Local print and television media here in Winston-Salem produced nice stories about the "Sports Medicine Crisis Management Workshop" we've developed here at the the WFU School of Medicine. The program brings together teams of folks - including team physicians, athletic trainer/first responders, and coaches/administrators - from local high schools who are responsible for managing medical emergencies for their athletic departments.
There are two main principles we focus on during this seminar:
1. Teamwork
The aviation industry has been a leader in recognizing that while individual knowledge and abilities are important, it is usually the ability of the aircraft crew to work together effectively that determines the safety of a flight. The Tenerife Airport Disaster in 1977, still the deadliest aviation accident in history, was the ultimate example of teamwork failure that lead to industry wide changes.
The medical field has been catching up in this regard over the last 10 years or so. One of many examples of the importance team concepts in medicine was a study by Risser and colleagues which showed that a majority of malpractice awards from emergency room cases could have been avoided with proper teamwork behaviors.

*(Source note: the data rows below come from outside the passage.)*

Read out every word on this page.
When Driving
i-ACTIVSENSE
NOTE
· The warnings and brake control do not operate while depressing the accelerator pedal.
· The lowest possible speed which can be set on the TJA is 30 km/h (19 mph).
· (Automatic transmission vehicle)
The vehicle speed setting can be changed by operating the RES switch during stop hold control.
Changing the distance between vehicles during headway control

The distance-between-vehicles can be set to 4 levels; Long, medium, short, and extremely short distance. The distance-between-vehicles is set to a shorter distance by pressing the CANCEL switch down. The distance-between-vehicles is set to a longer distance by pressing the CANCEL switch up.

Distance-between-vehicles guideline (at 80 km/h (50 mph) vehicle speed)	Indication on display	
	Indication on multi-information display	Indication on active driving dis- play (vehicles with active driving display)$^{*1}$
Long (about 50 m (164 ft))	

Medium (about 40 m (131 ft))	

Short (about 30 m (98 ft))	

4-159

The sports medicine setting - like an airplane or an emergency room if not more so - demands teamwork due to the time stress, the uncontrolled environment, the scattered information, and high stakes that are a part of responding to an emergency out on the football field or in the middle of a crowded gym. Then consider that the sports medicine "team", especially for high schools, is often a loose association of people with varying training, experience, and even familiarity with each other who are expected to instantly work together as a well oiled machine during a crisis situation.
I think if nothing else, just bringing together the team doc, athletic trainer, coach, administrator, and local EMS providers into the same room so the end up getting to know each other and talking about these issues is the biggest benefit of the course. To facilitate matters I provide a couple of presentations and exercises on teamwork concepts like role assignment, communication, situation assessment, and back-up behavior.
2. Practice in a realistic environment
It is one thing for a team to study their playbook, it is another to actually run those plays against a live defense in a scrimmage. The same holds true for emergency preparedness - it's great to have a plan and understand teamwork principles but you have to practice. Fortunately, emergencies don't occur that often in the athletic setting. The downside is that when a crisis occurs - and they do, as the deaths of 5 high school athletes in NC last year will attest - it is usually the first for those responding. You can't rely on learning on the job.
For our workshop, we use a high fidelity simulation mannequin - he talks, opens and closes his eyes, breathes, has a pulse, even sweats - in full athletic equipment as the "victim". Around this patient we use a referee, PA announcements, crowd noise, camera crews, real sideline medical equipment, ambulance crews, and other surprises to make the setting seem as real as possible. The teams then have to deal with changing information and distractions in order to stabilize the patient, all in front of a group of onlookers. While the setting is still artificial, the idea is to get the participants used to doing their job at "game speed" with the adrenaline pumping. Then we break down their performance just as coaches would look at game film so the group can learn from the experience.
So far feedback has been very good. We hope to publish the results of particpant confidence surveys and teamwork performance during the emergency simulations as part of a paper on the topic of how to improve emergency preparedness in the athletic setting.